The Jahalin Bedouin are a Palestinian tribe who currently live in the Judean desert of the West Bank.
In March 1875 Claude R. Conder, leader of the Palestine Exploration Fund survey team, reported the land south of Ain Jidy, close to Masada, belonged to the Jahalin. He met one of their sheikhs, Abu Dahuk, and noted the size and strength of their horses and their fondness for tobacco. He states that they had recently been driven from their country by Dhullam Arabs and mentions a war going on three hours from the team's camp at Beit Jibrin. Earlier in the same year one of Conder's colleagues on the survey listed the Jahalin as numbering 150 men, with 100 tents.
The Jahalin lived in the Tel Arad region of the Negev at the time of the creation of the state of Israel.
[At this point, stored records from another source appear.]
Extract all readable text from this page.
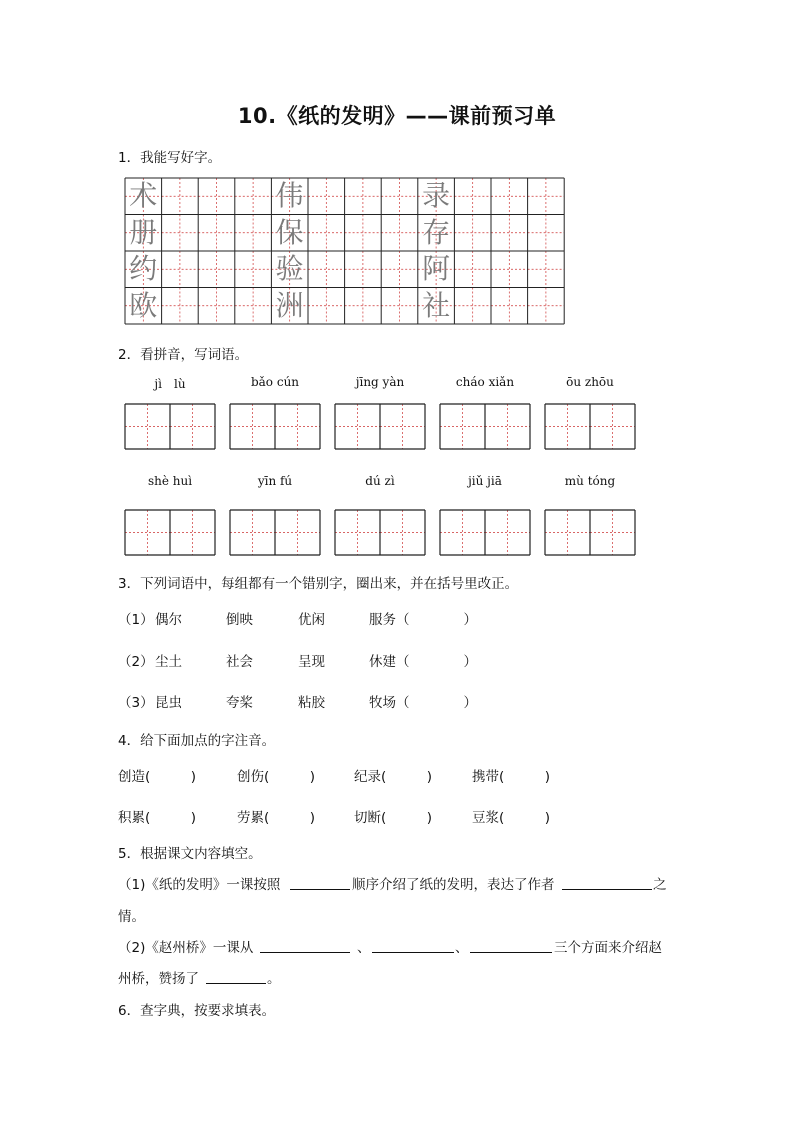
10.《纸的发明》——课前预习单
1．我能写好字。
术	伟	录
册	保	存
约	验	阿
欧	洲	社
2．看拼音，写词语。
jì　lù	bǎo cún	jīng yàn	cháo xiǎn	ōu zhōu
shè huì	yīn fú	dú zì	jiǔ jiā	mù tóng
3．下列词语中，每组都有一个错别字，圈出来，并在括号里改正。
（1） 偶尔	倒映	优闲	服务（　　　　）
（2） 尘土	社会	呈现	休建（　　　　）
（3） 昆虫	夸桨	粘胶	牧场（　　　　）
4．给下面加点的字注音。
创造(　　　)	创伤(　　　)	纪录(　　　)	携带(　　　)
积累(　　　)	劳累(　　　)	切断(　　　)	豆浆(　　　)
5．根据课文内容填空。
（1)《纸的发明》一课按照	顺序介绍了纸的发明，表达了作者	之
情。
（2)《赵州桥》一课从	、	、	三个方面来介绍赵
州桥，赞扬了	。
6．查字典，按要求填表。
In 1952, the Jahalin were evicted from their traditional lands by the Israeli army and settled at a location now within the boundaries of Maale Adumim. There, took up their traditional seminomadic lifestyle, grazing livestock in the nearby area and the Jordan Valley. However, after the 1967 Israeli occupation of the West Bank, access to their grazing grounds was increasingly restricted by the Israeli military.
The tribe currently lives in villages such as ʿArab al-Jahalin and Khan al-Ahmar east of Jerusalem, bordered by the Israeli settlements of Maale Adumim and Pisgat Ze’ev. On 16 September 2014 it was announced that they would be moved to a new area in the Jordan Valley north of Jericho.